Dietrich Bonhoeffer era el teólogo protestante más prometedor de Alemania justo antes de la II Guerra Mundial, pero la insania totalitaria acabó ahorcándole poco antes de que Hitler se suicidara en el búnker. Como testimonio de su osadía, de su heroica oposición al mal y, en fin, de su radical comprensión de la fe, dejó para la posteridad un buen puñado de cartas –recopiladas bajo el elocuente título de Resistencia y sumisión– en las que aclaraba cuál debía ser la postura del cristiano ante el abuso de la autoridad, perfilando, al tiempo, los principios de una teología para el mundo de hoy.
Bonhoeffer animaba a pensar etsi Deus non daretur, lo que no significa que estuviera a favor de la neutralización de la fe. Más bien deseaba dejar atrás la idea de ese Dios tapa-agujeros al que el mal creyente –o el pensador calamitoso– se obstina en agarrarse. Formado en la dialéctica barthiana, este teólogo delicado y sutil –también recio, extremadamente recio, cuando era menester serlo– se enfrentó a la banalización del cristianismo, a su adocenamiento o vulgaridad, para lo cual no dudó en realzar el mensaje sufriente que lanza Cristo.

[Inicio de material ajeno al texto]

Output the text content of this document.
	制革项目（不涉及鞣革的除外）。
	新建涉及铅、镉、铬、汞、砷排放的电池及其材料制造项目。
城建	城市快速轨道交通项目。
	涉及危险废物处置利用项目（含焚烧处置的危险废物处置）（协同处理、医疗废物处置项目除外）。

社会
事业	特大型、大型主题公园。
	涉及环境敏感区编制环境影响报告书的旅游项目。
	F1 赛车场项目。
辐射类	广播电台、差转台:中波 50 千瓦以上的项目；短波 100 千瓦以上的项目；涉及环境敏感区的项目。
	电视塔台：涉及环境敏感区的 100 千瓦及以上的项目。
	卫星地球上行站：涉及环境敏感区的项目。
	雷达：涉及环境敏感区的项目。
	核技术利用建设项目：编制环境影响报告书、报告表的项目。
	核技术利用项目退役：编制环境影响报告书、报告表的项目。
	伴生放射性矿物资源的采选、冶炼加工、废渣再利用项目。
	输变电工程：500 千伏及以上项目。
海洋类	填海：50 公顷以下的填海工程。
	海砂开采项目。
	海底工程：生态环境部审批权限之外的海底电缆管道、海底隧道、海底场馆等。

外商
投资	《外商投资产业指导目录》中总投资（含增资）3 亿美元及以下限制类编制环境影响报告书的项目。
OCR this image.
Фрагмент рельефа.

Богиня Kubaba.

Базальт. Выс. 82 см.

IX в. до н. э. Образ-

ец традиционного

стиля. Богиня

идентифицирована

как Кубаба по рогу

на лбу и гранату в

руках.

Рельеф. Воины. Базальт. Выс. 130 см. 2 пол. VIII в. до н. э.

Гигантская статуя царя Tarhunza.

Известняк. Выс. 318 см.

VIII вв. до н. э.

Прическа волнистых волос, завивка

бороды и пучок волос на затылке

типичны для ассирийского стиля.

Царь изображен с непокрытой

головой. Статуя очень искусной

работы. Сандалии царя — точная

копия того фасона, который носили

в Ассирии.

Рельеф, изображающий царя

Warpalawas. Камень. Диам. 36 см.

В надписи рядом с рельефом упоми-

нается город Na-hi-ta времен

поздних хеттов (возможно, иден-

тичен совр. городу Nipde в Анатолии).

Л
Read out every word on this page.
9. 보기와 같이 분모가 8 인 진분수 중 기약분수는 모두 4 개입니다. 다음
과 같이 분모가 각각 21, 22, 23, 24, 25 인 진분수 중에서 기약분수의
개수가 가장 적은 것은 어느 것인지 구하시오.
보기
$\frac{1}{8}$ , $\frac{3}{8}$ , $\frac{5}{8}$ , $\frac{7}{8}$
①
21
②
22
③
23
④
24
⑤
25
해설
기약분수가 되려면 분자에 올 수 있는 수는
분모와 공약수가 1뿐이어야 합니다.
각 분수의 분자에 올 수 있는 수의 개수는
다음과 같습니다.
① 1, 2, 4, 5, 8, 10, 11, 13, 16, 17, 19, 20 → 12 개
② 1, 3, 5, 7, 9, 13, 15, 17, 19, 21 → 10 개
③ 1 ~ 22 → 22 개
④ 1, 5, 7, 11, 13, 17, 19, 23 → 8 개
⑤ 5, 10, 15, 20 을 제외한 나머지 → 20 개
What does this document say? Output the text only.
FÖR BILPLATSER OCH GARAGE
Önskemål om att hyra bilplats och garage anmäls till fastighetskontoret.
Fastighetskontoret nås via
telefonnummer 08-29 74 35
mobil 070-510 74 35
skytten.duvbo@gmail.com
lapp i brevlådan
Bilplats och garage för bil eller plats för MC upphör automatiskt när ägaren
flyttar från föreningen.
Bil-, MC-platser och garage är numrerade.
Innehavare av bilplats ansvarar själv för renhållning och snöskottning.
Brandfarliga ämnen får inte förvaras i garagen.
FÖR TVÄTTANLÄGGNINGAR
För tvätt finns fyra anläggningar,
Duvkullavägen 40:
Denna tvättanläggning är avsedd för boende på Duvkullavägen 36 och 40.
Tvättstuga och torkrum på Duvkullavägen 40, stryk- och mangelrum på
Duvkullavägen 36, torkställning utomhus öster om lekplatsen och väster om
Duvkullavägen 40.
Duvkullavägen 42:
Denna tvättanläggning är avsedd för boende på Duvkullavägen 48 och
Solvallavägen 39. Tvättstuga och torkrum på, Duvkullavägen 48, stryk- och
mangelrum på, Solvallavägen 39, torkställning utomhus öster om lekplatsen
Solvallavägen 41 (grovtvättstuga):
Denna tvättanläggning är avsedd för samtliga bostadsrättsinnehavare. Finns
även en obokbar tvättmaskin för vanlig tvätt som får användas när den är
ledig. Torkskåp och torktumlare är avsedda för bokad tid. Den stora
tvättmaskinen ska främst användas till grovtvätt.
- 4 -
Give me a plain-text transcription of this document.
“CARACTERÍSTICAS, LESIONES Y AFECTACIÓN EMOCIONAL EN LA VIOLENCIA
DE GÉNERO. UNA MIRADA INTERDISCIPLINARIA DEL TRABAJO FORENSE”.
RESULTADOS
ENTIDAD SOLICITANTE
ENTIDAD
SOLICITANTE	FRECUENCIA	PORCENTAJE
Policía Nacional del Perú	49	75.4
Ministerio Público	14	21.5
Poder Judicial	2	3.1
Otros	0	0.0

Esa es la pista que sigue en El precio de la gracia, convertido por mérito propio en un clásico de la teología. Se trata de la obra “más católica” –si se puede hablar así– de Bonhoeffer, en la que sostiene que no hay disyuntiva entre fe y obras; antes bien, la obediencia es el único camino para creer. En este sentido, el teólogo alemán distingue la gracia barata –la que no exige seguir los pasos de Jesús, la que no compromete; al fin y la postre, la gracia sin cruz, que no salva– de la cara, que consiste en la identificación con Cristo y que, por tanto, transforma la existencia del bautizado.
Bonhoeffer se inscribe en una corriente teológica que podemos rastrear, al menos, hasta Kierkegaard y que anhela recuperar la excepcionalidad del cristianismo ante una cristiandad meramente cultural. Aunque no atribuye a Lutero el error, sí que sugiere en este ensayo que la justificación del pecador, mal entendida, puede abocar a la perversa justificación del pecado. No es muy discutible su tesis de que la insistencia en la gracia barata ha adormecido la radicalidad de la fe. Para vigorizarla no es necesario matizar su exigencia: lo que procede es recordar la llamada del creyente al heroísmo. Pero no nos confundamos: lo heroico es la cruz. El cristiano se ha de identificar con el sufrimiento, pues este es la llave que abre la puerta que es Cristo.
El precio de la gracia mezcla lo teológico con lo espiritual y su lectura es fascinante. Aunque es evidente que nos separan lustros del momento en que fue escrito (1937), sus páginas están plagadas de inspiración, de modo que puede ayudar a repensar el papel de la fe en un mundo que es cristiano por sus valores y por su temple, pero que se siente cada vez más lejano de la fuente de su vitalidad.